Saturday, July 9, 2005

Moleskine 2006 datebook review

[Welcome, Moleskinerie readers.]

I gather that the 2006 Moleskine datebooks are not that widely available yet. Here are my first (and happy) impressions.

I bought the week-on-two-pages pocket datebook, which is a little thinner than the standard pocket notebooks. Like every Moleskine I've bought, it's beautifully made. The rounded corners and the slight bumps on the back cover from the glued-in ends of the elastic give the book a satisfying feel--more like, say, a leather briefcase than a memo pad.

Many pages precede the datebook pages themselves: an i.d. page ("In case of loss..."); a title page; a personal data page; calendars for 2006 and 2007 (one line per day); two pages for travel planning; a map of time zones; and pages listing international holidays, average temperatures, city-to-city distances, international calling codes, measures and conversions, and clothing sizes. Finally, there's a 5-inch/13-centimeter ruler printed along a page edge. At the back of the book, a detachable address book tucks into the familiar Moleskine pocket. There's also the folded page with the Moleskine story. No writing stickers though.
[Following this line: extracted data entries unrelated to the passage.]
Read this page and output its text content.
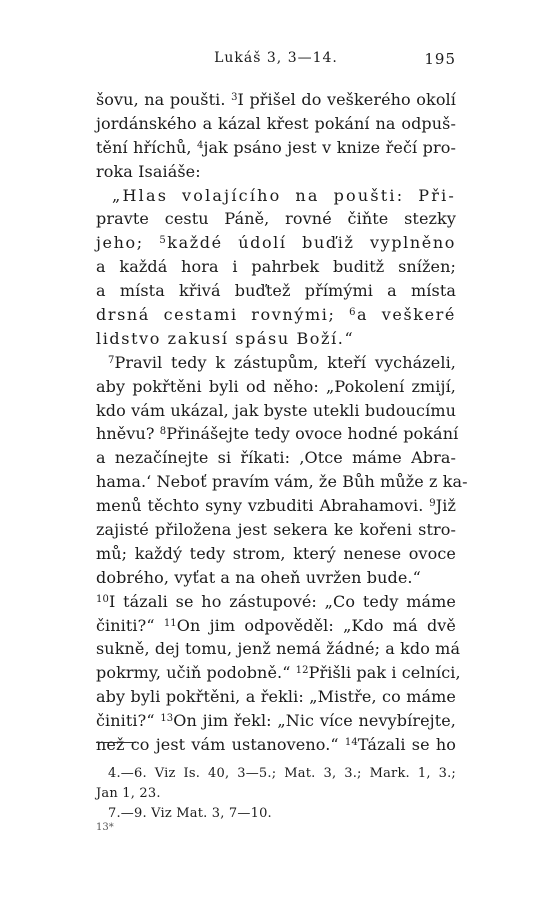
Lukáš 3, 3—14.	195
šovu, na poušti. $^3$I přišel do veškerého okolí
jordánského a kázal křest pokání na odpuš-
tění hříchů, $^4$jak psáno jest v knize řečí pro-
roka Isaiáše:
„Hlas volajícího na poušti: Při-
pravte cestu Páně, rovné čiňte stezky
jeho; $^5$každé údolí buďiž vyplněno
a každá hora i pahrbek buditž snížen;
a místa křivá buďtež přímými a místa
drsná cestami rovnými; $^6$a veškeré
lidstvo zakusí spásu Boží.“
$^7$Pravil tedy k zástupům, kteří vycházeli,
aby pokřtěni byli od něho: „Pokolení zmijí,
kdo vám ukázal, jak byste utekli budoucímu
hněvu? $^8$Přinášejte tedy ovoce hodné pokání
a nezačínejte si říkati: ‚Otce máme Abra-
hama.‘ Neboť pravím vám, že Bůh může z ka-
menů těchto syny vzbuditi Abrahamovi. $^9$Již
zajisté přiložena jest sekera ke kořeni stro-
mů; každý tedy strom, který nenese ovoce
dobrého, vyťat a na oheň uvržen bude.“
$^{10}$I tázali se ho zástupové: „Co tedy máme
činiti?“ $^{11}$On jim odpověděl: „Kdo má dvě
sukně, dej tomu, jenž nemá žádné; a kdo má
pokrmy, učiň podobně.“ $^{12}$Přišli pak i celníci,
aby byli pokřtěni, a řekli: „Mistře, co máme
činiti?“ $^{13}$On jim řekl: „Nic více nevybírejte,
než co jest vám ustanoveno.“ $^{14}$Tázali se ho
4.—6. Viz Is. 40, 3—5.; Mat. 3, 3.; Mark. 1, 3.;
Jan 1, 23.
7.—9. Viz Mat. 3, 7—10.
13*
What makes this datebook useful to me is the switch Moleskine has made away from thin columns and back to lined pages. (The columns kept me from buying a Moleskine datebook for 2005.) Having nine lines to write on (eight for Wednesday and the weekend) allows for to-do lists and notes, not simply notations of events. I particularly appreciate the absence of printed hours, which always make me feel that I'm not using a datebook as I'm supposed to be using it.
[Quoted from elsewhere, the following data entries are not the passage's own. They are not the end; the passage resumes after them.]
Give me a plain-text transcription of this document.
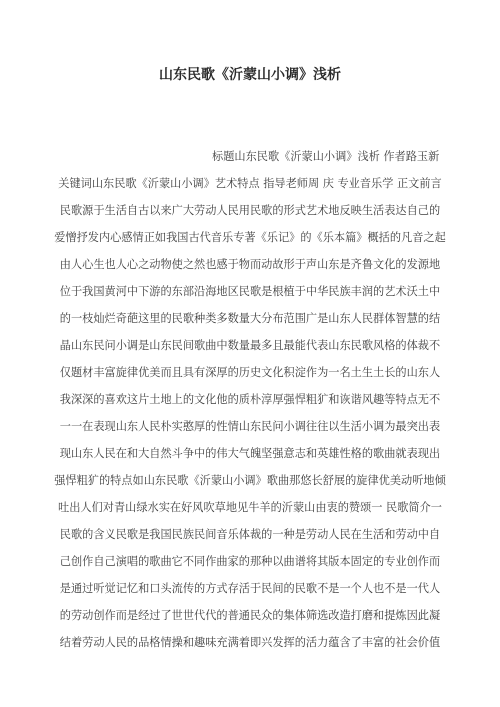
山东民歌《沂蒙山小调》浅析
标题山东民歌《沂蒙山小调》浅析 作者路玉新
关键词山东民歌《沂蒙山小调》艺术特点 指导老师周 庆 专业音乐学 正文前言
民歌源于生活自古以来广大劳动人民用民歌的形式艺术地反映生活表达自己的
爱憎抒发内心感情正如我国古代音乐专著《乐记》的《乐本篇》概括的凡音之起
由人心生也人心之动物使之然也感于物而动故形于声山东是齐鲁文化的发源地
位于我国黄河中下游的东部沿海地区民歌是根植于中华民族丰润的艺术沃土中
的一枝灿烂奇葩这里的民歌种类多数量大分布范围广是山东人民群体智慧的结
晶山东民问小调是山东民间歌曲中数量最多且最能代表山东民歌风格的体裁不
仅题材丰富旋律优美而且具有深厚的历史文化积淀作为一名土生土长的山东人
我深深的喜欢这片土地上的文化他的质朴淳厚强悍粗犷和诙谐风趣等特点无不
一一在表现山东人民朴实憨厚的性情山东民问小调往往以生活小调为最突出表
现山东人民在和大自然斗争中的伟大气魄坚强意志和英雄性格的歌曲就表现出
强悍粗犷的特点如山东民歌《沂蒙山小调》歌曲那悠长舒展的旋律优美动听地倾
吐出人们对青山绿水实在好风吹草地见牛羊的沂蒙山由衷的赞颂一 民歌简介一
民歌的含义民歌是我国民族民间音乐体裁的一种是劳动人民在生活和劳动中自
己创作自己演唱的歌曲它不同作曲家的那种以曲谱将其版本固定的专业创作而
是通过听觉记忆和口头流传的方式存活于民间的民歌不是一个人也不是一代人
的劳动创作而是经过了世世代代的普通民众的集体筛选改造打磨和提炼因此凝
结着劳动人民的品格情操和趣味充满着即兴发挥的活力蕴含了丰富的社会价值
I gave the other Moleskine datebooks a careful look--the pocket and large day-per-page books seem to have the same layout as for 2005, with hours running down the edge of the page (I didn't own one of those, so I'm going from glances here and there at the 2005 books--I may have missed some small changes). These books are simply too bulky for my taste, but anyone whose days are heavy with appointments should consider them.

I was surprised to see that the layout of the large week-on-two-pages datebook keeps to thin columns across the page, which I'm guessing might lead to some confusion and disappointment. It seems too easy for someone to assume that the large and pocket versions have the same format. So look carefully, and if you don't want to be fenced in, stay away from the large week-on-two-pages datebook.

Of all the datebooks I've owned, this Moleskine is the one that most delights me. Its many features appeal to my Swiss-Army-knife gene; its excellent paper takes fountain-pen ink well; and its small size makes it more useful to me than larger books (like Quo Vadis' Scholar). And unlike my Palm 515, it has no battery in need of endless recalibration.

comments: 4

Anonymous said...

Thanks for putting the picture on your blog, Michael. Since the Moleskine datebooks come sealed it is great to have a look inside.

Anonymous said...

Elaine -

If you ever shop at Borders - just ask a bookseller if you can open one to take a look at the inside. We have a shrink wrap machine in back, and can always re-wrap it after you've finished, and we're always more than happy to open one so you can look at the inside... (just so you know!)

Pragmatik said...

I'm really glad you confirmed the rumor that M would return to the previous weekly format. I hate hate hate the columns, and I was afraid they would go back on the change and just make the columns again for 2006.
Now I have another reason to look forward to the holidays;) Thanks!

Jank said...

I'm in the other camp - I loved the skinny columns - made it much easier to use as a planner or timecard log. The thin columns made it easy to track for recurring meetings, etc, and to see where time-wasters occurred, how they bumped the schedule.

My solution for lists and such was to take one of the pocket cahiers and tuck it under the elastic on the planner.